Чулымские повести | страница 77



Поставила Варя, что нашлось, на стол, присела на лавку у окна — улица дымилась сумерками, дальние увалы потемнели и отодвинулись.

Пока Ганюшка вытаскивал тряпичную затычку из горлышка бутылки, пока осторожно разливал самогон, Синягин косо поглядывал на свою дочь, уже расслабленный ожидаемой выпивкой, в родительском раскаянии пожалел ее. Надо бы поругать — запрет же нарушила, на Горушку бегала. Председатель колхоза даве пальцем в окно сельсовета тыкал, по плечу похлопывал, посмеивался: «Вань, глянь чьяй-то девка одна-одинешенька на Горушке нонче мается». Да, дать бы дочери накачку — ладно и сам вот слабину оказал, Ганюшку опять с самогонкой кликнул.

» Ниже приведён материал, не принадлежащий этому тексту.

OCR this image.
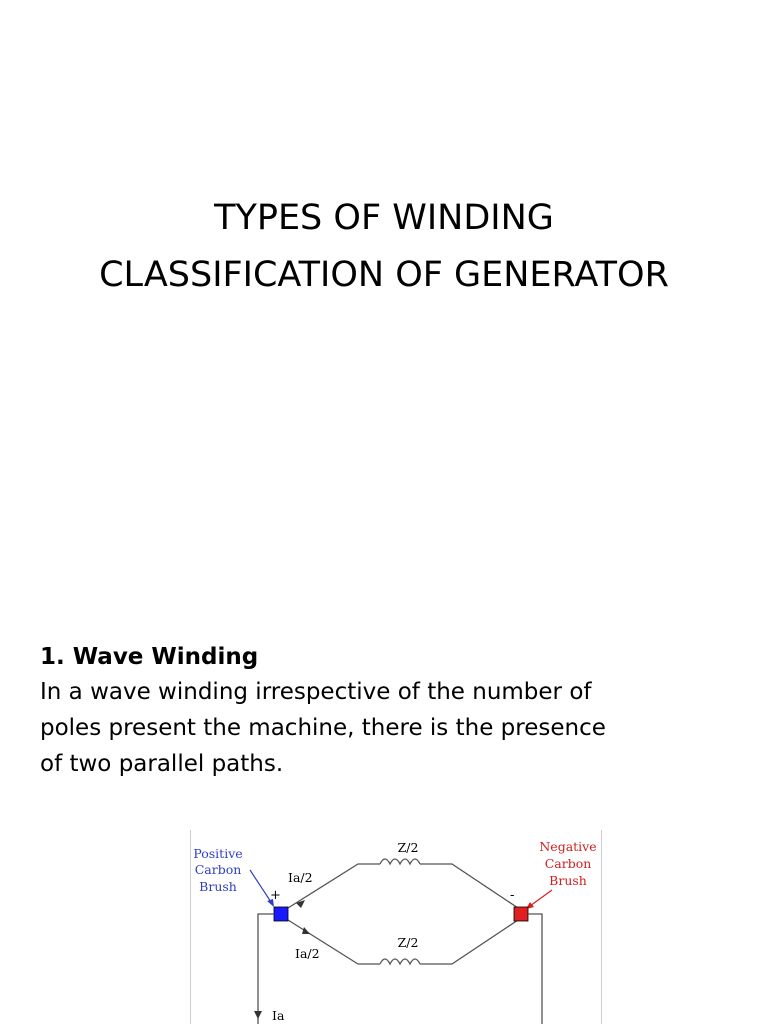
TYPES OF WINDING
CLASSIFICATION OF GENERATOR
1. Wave Winding
In a wave winding irrespective of the number of
poles present the machine, there is the presence
of two parallel paths.
Positive
Carbon
Brush
Negative
Carbon
Brush
+	-
Z/2
Z/2
Ia/2
Ia/2
Ia
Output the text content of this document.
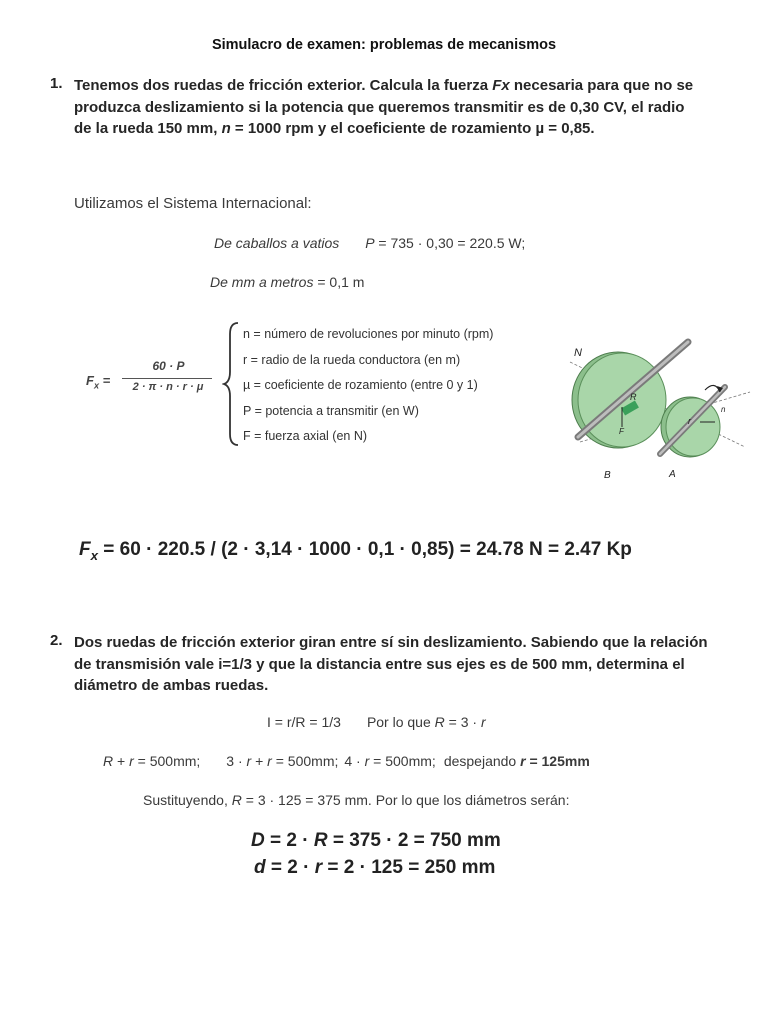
Simulacro de examen: problemas de mecanismos
1. Tenemos dos ruedas de fricción exterior. Calcula la fuerza Fx necesaria para que no se
produzca deslizamiento si la potencia que queremos transmitir es de 0,30 CV, el radio
de la rueda 150 mm, n = 1000 rpm y el coeficiente de rozamiento µ = 0,85.
Utilizamos el Sistema Internacional:
De caballos a vatios P = 735 · 0,30 = 220.5 W;
De mm a metros = 0,1 m
$F_x$ =
60 · P
2 · π · n · r · μ
n = número de revoluciones por minuto (rpm)
r = radio de la rueda conductora (en m)
µ = coeficiente de rozamiento (entre 0 y 1)
P = potencia a transmitir (en W)
F = fuerza axial (en N)
N
B	A
R
r
n
F
$F_x = 60 \cdot 220.5 / (2 \cdot 3,14 \cdot 1000 \cdot 0,1 \cdot 0,85) = 24.78$ N = 2.47 Kp
2. Dos ruedas de fricción exterior giran entre sí sin deslizamiento. Sabiendo que la relación
de transmisión vale i=1/3 y que la distancia entre sus ejes es de 500 mm, determina el
diámetro de ambas ruedas.
I = r/R = 1/3 Por lo que R = 3 · r
R + r = 500mm; 3 · r + r = 500mm; 4 · r = 500mm; despejando r = 125mm
Sustituyendo, R = 3 · 125 = 375 mm. Por lo que los diámetros serán:
D = 2 · R = 375 · 2 = 750 mm
d = 2 · r = 2 · 125 = 250 mm
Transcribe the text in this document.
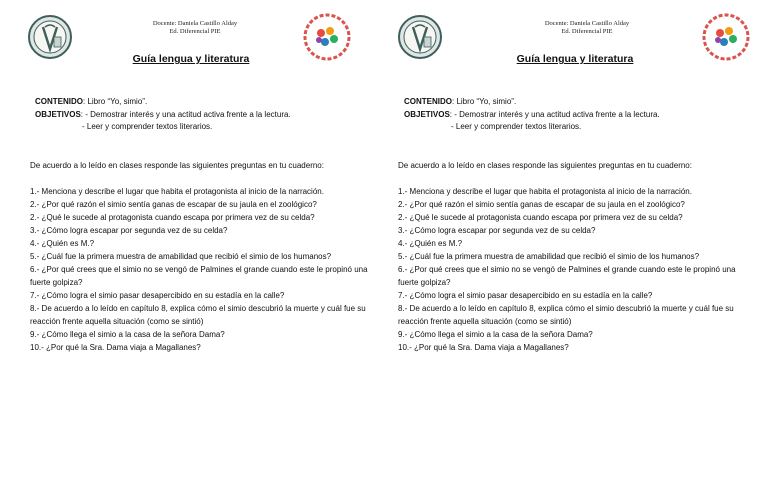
Docente: Daniela Castillo Alday
Ed. Diferencial PIE
Guía lengua y literatura
CONTENIDO: Libro “Yo, simio”.
OBJETIVOS: - Demostrar interés y una actitud activa frente a la lectura.
- Leer y comprender textos literarios.
De acuerdo a lo leído en clases responde las siguientes preguntas en tu cuaderno:

1.- Menciona y describe el lugar que habita el protagonista al inicio de la narración.

2.- ¿Por qué razón el simio sentía ganas de escapar de su jaula en el zoológico?

2.- ¿Qué le sucede al protagonista cuando escapa por primera vez de su celda?

3.- ¿Cómo logra escapar por segunda vez de su celda?

4.- ¿Quién es M.?

5.- ¿Cuál fue la primera muestra de amabilidad que recibió el simio de los humanos?

6.- ¿Por qué crees que el simio no se vengó de Palmines el grande cuando este le propinó una fuerte golpiza?

7.- ¿Cómo logra el simio pasar desapercibido en su estadía en la calle?

8.- De acuerdo a lo leído en capítulo 8, explica cómo el simio descubrió la muerte y cuál fue su reacción frente aquella situación (como se sintió)

9.- ¿Cómo llega el simio a la casa de la señora Dama?

10.- ¿Por qué la Sra. Dama viaja a Magallanes?

Docente: Daniela Castillo Alday
Ed. Diferencial PIE
Guía lengua y literatura
CONTENIDO: Libro “Yo, simio”.
OBJETIVOS: - Demostrar interés y una actitud activa frente a la lectura.
- Leer y comprender textos literarios.
De acuerdo a lo leído en clases responde las siguientes preguntas en tu cuaderno:

1.- Menciona y describe el lugar que habita el protagonista al inicio de la narración.

2.- ¿Por qué razón el simio sentía ganas de escapar de su jaula en el zoológico?

2.- ¿Qué le sucede al protagonista cuando escapa por primera vez de su celda?

3.- ¿Cómo logra escapar por segunda vez de su celda?

4.- ¿Quién es M.?

5.- ¿Cuál fue la primera muestra de amabilidad que recibió el simio de los humanos?

6.- ¿Por qué crees que el simio no se vengó de Palmines el grande cuando este le propinó una fuerte golpiza?

7.- ¿Cómo logra el simio pasar desapercibido en su estadía en la calle?

8.- De acuerdo a lo leído en capítulo 8, explica cómo el simio descubrió la muerte y cuál fue su reacción frente aquella situación (como se sintió)

9.- ¿Cómo llega el simio a la casa de la señora Dama?

10.- ¿Por qué la Sra. Dama viaja a Magallanes?
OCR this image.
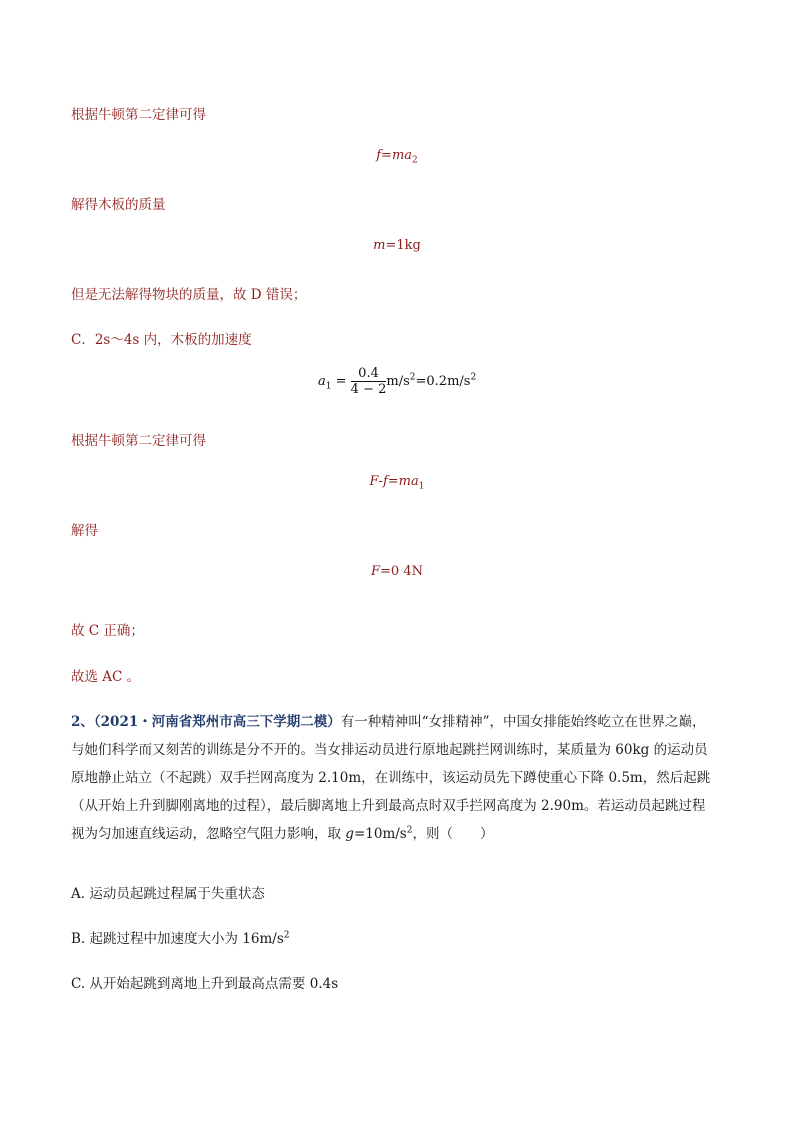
根据牛顿第二定律可得
$f=ma_2$
解得木板的质量
m=1kg
但是无法解得物块的质量，故 D 错误；
C．2s～4s 内，木板的加速度
$a_1 = \frac{0.4}{4 - 2} m/s^2=0.2m/s^2$
根据牛顿第二定律可得
$F-f=ma_1$
解得
F=0 4N
故 C 正确；
故选 AC 。
2、（2021・河南省郑州市高三下学期二模）有一种精神叫“女排精神”，中国女排能始终屹立在世界之巅，
与她们科学而又刻苦的训练是分不开的。当女排运动员进行原地起跳拦网训练时，某质量为 60kg 的运动员
原地静止站立（不起跳）双手拦网高度为 2.10m，在训练中，该运动员先下蹲使重心下降 0.5m，然后起跳
（从开始上升到脚刚离地的过程），最后脚离地上升到最高点时双手拦网高度为 2.90m。若运动员起跳过程
视为匀加速直线运动，忽略空气阻力影响，取 $g=10m/s^2$，则（　　）
A. 运动员起跳过程属于失重状态
B. 起跳过程中加速度大小为 $16m/s^2$
C. 从开始起跳到离地上升到最高点需要 0.4s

— Ты бы, Варь, к Тоньке Савельевой сбегала, а может других наших девок на улке встрела. Беседу бы провела, поагитировала — тебя девки слушают.

— Откачнулись они от меня, — коротко вздохнула Варя.

— Что так?

— Праздника вы нас лишили. Тебя те же девки костерят, а и мне сбоку заодно достается.

— Скажи, кто это там рот разеват — быстро захлопнем зевало!

— Ну, вот… Все-то на окрике, на запрете — застращали всех!

Синягин нахмурился, махнул рукой.

— Ступай, Варвара. Классовой позиции у тебя нет!

Варя ушла в сени. Там, на нарах в летнее время ее постель под пологом из реденького ситчика. По зимам-то она спит с младшим братиком на полатях — тепло там, вольготно.

Не спалось. Слышала, как отец задергивал шторки на окнах, мало ли кто может подсмотреть, как председатель сельсовета праздничат, а какой нынче день… Отец дошел до двери, раскрыл ее — мать совсем не терпит в последнее время табаку. Едкий махорочный дым набивается даже в горницу — трое сейчас засмолят.

Не расслабляла себя для сна, ждала дедовых слов. Как выпьет он, так особо рьяно и принимается шпынять сына, выговаривает ему то самое, что носит в душе и Варя. А ему только вот в такие застолья и выложить напрямки наболевшее, в другие-то разы председателю сельсовета некогда с отцом калякать.

Мужики наконец выпили, похрустели, кто луковицей, кто ядреным огурцом, дружно похлебали щей и снова выпили. После лениво заскребли ложками чугунное дно сковородки.

Не ждала Варя что-либо интересного от Ганюшки — чаще смиренно поддакивал начальству, а тут такое выложил, что она разом навострила уши.

— Елена моя сказывала ноне, а узнала от ково-то из баб… Сандаловых сын, Васька, сбежал из ссылки и ночевал тут, у своей тетки. Вроде подался он теперь на золотые прииски, на Саралу.

Варя насторожилась: это ей в интерес, может, что скажет Ганюшка и о Париловых. Ждала, что отец первым отзовется, но тот, слышно, обгладывал кость.